— Обитает, — кивнул Зорко. — Зовется блудяга, а еще тымень.
— А верно, будто у него есть зуб, огромный, точно сабля у мергейта, коли ее втрое вытянуть и втрое заострить, и на тот зуб он быков ловит, потом носит долго, точно вялит, а после ест с жадностью? — Неустрой решил, пока выдался часок, разузнать, все ли врут те, кто поведал ему прежде о диковинном звере.

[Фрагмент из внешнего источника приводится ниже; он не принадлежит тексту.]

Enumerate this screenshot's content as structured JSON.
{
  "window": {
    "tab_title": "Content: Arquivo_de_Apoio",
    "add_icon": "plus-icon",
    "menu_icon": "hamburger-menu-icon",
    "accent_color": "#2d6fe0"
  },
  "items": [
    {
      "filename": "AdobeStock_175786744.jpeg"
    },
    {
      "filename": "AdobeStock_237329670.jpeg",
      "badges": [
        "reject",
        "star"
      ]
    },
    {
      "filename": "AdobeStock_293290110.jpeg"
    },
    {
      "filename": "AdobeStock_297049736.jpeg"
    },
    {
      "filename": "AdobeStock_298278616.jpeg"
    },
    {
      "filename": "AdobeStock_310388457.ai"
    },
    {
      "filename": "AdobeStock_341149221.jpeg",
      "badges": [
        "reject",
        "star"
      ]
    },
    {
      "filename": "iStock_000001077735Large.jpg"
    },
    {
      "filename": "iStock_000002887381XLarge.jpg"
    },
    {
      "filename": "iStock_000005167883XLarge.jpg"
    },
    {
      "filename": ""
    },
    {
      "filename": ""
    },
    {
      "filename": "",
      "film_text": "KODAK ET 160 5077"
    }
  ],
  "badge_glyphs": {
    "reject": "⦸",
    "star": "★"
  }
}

— Верно, да не все, — усмехнулся Зорко. — Это с другим зверем путают, да и про того врут. А блудяга травой питает себя и ветвями, на коих колючки растут. Таков уж язык у него, жесткий зело. А как наестся да воды напьется, то может и вправду седмицу ходить без пищи и влаги и поклажу еще везти. На полудне этот зверь в большом почете.
— Изрядный зверь, — уважительно согласился Неустрой, хотя видно было, что он несколько разочарован: ему хотелось, чтобы и то страшилище с рогом-саблей тоже существовало и бродило где-то далекими странами, накалывая время от времени на эту саблю сочных и тучных быков.
— А как же так выходит, что он, блудяга-зверь сиречь, — вмешался Кисляй, — способен без пропитания столь долго обходиться? Я ж вот сколь ни съем и ни выпью, а все на другой день без воды околею. А уж коли на жаре да с поклажею, так и того раньше.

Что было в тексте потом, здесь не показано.